Pourquoi la RA 10911 n’est pas (que) une loi contre la discrimination par l’âge
Commençons par le plus évident : oui, la RA 10911 interdit formellement de mentionner un âge limite dans une annonce d’emploi. Sauf que. Sauf que cette interdiction, aussi louable soit-elle, n’est que la partie émergée de l’iceberg. Le vrai cœur du texte, celui qui fait transpirer les responsables RH, se niche dans l’article 5 – un paragraphe si dense qu’il a donné lieu à des interprétations aussi variées que contradictoires. Et c’est là que le bât blesse : la loi ne se contente pas d’interdire la discrimination, elle impose des obligations positives aux employeurs. Traduction ? Vous n’avez pas le droit de discriminer, mais en plus, vous devez prouver que vous n’avez pas discriminé.
Prenons un exemple concret. Une entreprise de call center à Davao reçoit 500 CV pour 20 postes. Parmi les candidats, 30% ont plus de 40 ans. Si, au final, aucun d’entre eux n’est retenu, la loi considère que c’est suspect – même si les jeunes diplômés ont objectivement de meilleures compétences. Résultat : l’employeur doit justifier chaque refus par écrit, avec des critères mesurables et documentés. Autant dire que ça change radicalement la donne pour les processus de recrutement. Et ce n’est qu’un début.
L’article 5 : ce cauchemar juridique que personne n’a vu venir
L’article 5, c’est la bête noire des juristes spécialisés en droit du travail philippin. Pourquoi ? Parce qu’il introduit une notion floue, mais redoutablement efficace : la présomption de discrimination. Concrètement, si un candidat de plus de 35 ans (oui, 35 ans, pas 40) est écarté d’un poste sans explication "valable et non discriminatoire", la loi présume que c’est à cause de son âge. Charge à l’employeur de prouver le contraire. Et là, les ennuis commencent.

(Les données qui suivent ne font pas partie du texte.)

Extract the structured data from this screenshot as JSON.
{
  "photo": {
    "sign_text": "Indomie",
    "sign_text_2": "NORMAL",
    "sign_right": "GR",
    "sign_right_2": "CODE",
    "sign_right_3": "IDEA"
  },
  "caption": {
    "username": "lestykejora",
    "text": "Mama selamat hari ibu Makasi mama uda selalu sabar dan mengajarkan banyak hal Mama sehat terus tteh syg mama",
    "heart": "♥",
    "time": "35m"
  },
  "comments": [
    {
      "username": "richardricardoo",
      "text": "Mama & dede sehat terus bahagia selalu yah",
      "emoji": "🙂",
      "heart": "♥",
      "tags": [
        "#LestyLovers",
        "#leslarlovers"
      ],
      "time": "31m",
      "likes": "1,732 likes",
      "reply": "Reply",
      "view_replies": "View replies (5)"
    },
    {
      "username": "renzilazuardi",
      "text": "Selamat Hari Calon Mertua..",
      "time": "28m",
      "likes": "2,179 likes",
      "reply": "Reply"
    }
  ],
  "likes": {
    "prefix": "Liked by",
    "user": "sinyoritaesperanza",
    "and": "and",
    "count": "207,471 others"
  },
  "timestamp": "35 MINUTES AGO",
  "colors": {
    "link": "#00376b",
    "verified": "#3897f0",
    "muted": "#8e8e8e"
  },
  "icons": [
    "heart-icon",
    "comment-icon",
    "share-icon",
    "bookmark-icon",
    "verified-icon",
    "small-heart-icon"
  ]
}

Les critères acceptables ? La loi en liste quelques-uns : compétences techniques, expérience pertinente, résultats à des tests standardisés. Sauf que. Sauf que ces critères doivent être appliqués de manière uniforme à tous les candidats, sans exception. Un recruteur qui évalue un jeune diplômé sur son "potentiel" et un senior sur son "expérience" tombe déjà sous le coup de la loi. Et les sanctions ? Jusqu’à 500 000 pesos d’amende (environ 8 500 €) et, dans les cas les plus graves, la fermeture administrative de l’entreprise. Bref, on est loin du simple rappel à l’ordre.

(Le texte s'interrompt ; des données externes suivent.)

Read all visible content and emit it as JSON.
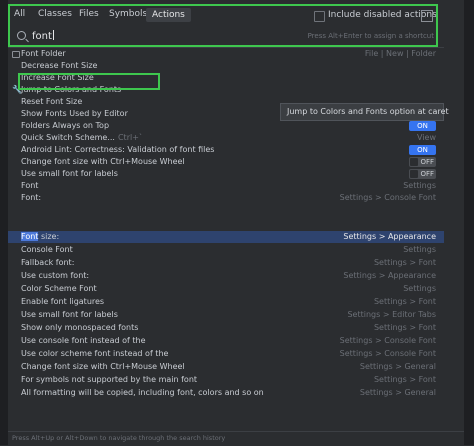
{
  "tabs": [
    {
      "label": "All"
    },
    {
      "label": "Classes"
    },
    {
      "label": "Files"
    },
    {
      "label": "Symbols"
    },
    {
      "label": "Actions",
      "active": true
    }
  ],
  "include_disabled_label": "Include disabled actions",
  "search": {
    "value": "font",
    "hint": "Press Alt+Enter to assign a shortcut"
  },
  "tooltip": "Jump to Colors and Fonts option at caret",
  "rows": [
    {
      "label": "Font Folder",
      "right": "File | New | Folder",
      "icon": "folder-icon"
    },
    {
      "label": "Decrease Font Size",
      "right": ""
    },
    {
      "label": "Increase Font Size",
      "right": ""
    },
    {
      "label": "Jump to Colors and Fonts",
      "right": "",
      "icon": "wrench-icon"
    },
    {
      "label": "Reset Font Size",
      "right": ""
    },
    {
      "label": "Show Fonts Used by Editor",
      "right": ""
    },
    {
      "label": "Folders Always on Top",
      "right": "",
      "toggle": "ON"
    },
    {
      "label": "Quick Switch Scheme...",
      "shortcut": "Ctrl+`",
      "right": "View"
    },
    {
      "label": "Android Lint: Correctness: Validation of font files",
      "right": "",
      "toggle": "ON"
    },
    {
      "label": "Change font size with Ctrl+Mouse Wheel",
      "right": "",
      "toggle": "OFF"
    },
    {
      "label": "Use small font for labels",
      "right": "",
      "toggle": "OFF"
    },
    {
      "label": "Font",
      "right": "Settings"
    },
    {
      "label": "Font:",
      "right": "Settings > Console Font"
    },
    {
      "label_mark": "Font",
      "label_rest": " size:",
      "right": "Settings > Appearance",
      "selected": true
    },
    {
      "label": "Console Font",
      "right": "Settings"
    },
    {
      "label": "Fallback font:",
      "right": "Settings > Font"
    },
    {
      "label": "Use custom font:",
      "right": "Settings > Appearance"
    },
    {
      "label": "Color Scheme Font",
      "right": "Settings"
    },
    {
      "label": "Enable font ligatures",
      "right": "Settings > Font"
    },
    {
      "label": "Use small font for labels",
      "right": "Settings > Editor Tabs"
    },
    {
      "label": "Show only monospaced fonts",
      "right": "Settings > Font"
    },
    {
      "label": "Use console font instead of the",
      "right": "Settings > Console Font"
    },
    {
      "label": "Use color scheme font instead of the",
      "right": "Settings > Console Font"
    },
    {
      "label": "Change font size with Ctrl+Mouse Wheel",
      "right": "Settings > General"
    },
    {
      "label": "For symbols not supported by the main font",
      "right": "Settings > Font"
    },
    {
      "label": "All formatting will be copied, including font, colors and so on",
      "right": "Settings > General"
    }
  ],
  "footer": "Press Alt+Up or Alt+Down to navigate through the search history",
  "colors": {
    "background": "#2b2d30",
    "selection": "#2e436e",
    "toggle_on": "#3574f0",
    "highlight_box": "#3ec74e"
  }
}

Le piège des "critères neutres" qui ne le sont pas vraiment
Voici où ça devient vraiment vicieux. La RA 10911 ne se contente pas d’interdire les discriminations directes (du type "recherchons candidat de moins de 30 ans"). Elle traque aussi les discriminations indirectes, ces critères qui semblent neutres en apparence, mais qui désavantagent systématiquement un groupe d’âge. Exemples ?
Un test d’anglais oral noté sur la "fluidité" et la "modernité" du vocabulaire. Un entretien où l’on demande aux candidats de décrire leur "énergie" ou leur "dynamisme". Une offre d’emploi qui exige "une maîtrise des réseaux sociaux" sans préciser que des formations internes sont possibles. Autant de pratiques courantes dans les entreprises philippines – et autant de bombes à retardement.

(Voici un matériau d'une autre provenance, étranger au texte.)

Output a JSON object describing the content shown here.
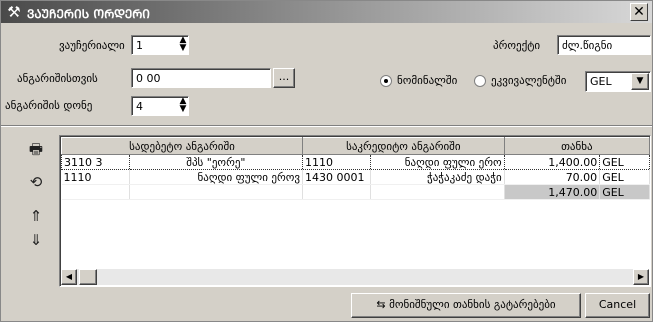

Le pire ? Ces critères indirects sont souvent défendus par les employeurs comme étant "objectifs". Sauf que la loi, elle, ne voit pas les choses de cette façon. En 2022, une entreprise de logistique à Clark a été condamnée à verser 1,2 million de pesos de dommages et intérêts à un candidat de 42 ans, simplement parce que son processus de recrutement incluait un test de vitesse de frappe – un exercice où les seniors, statistiquement, obtiennent de moins bons résultats. La justice a estimé que ce test, bien que neutre en apparence, avait un effet disproportionné sur les candidats plus âgés. Et c’est précisément ce genre de subtilité qui rend la RA 10911 si redoutable.
Comment les entreprises contournent-elles (mal) la loi ?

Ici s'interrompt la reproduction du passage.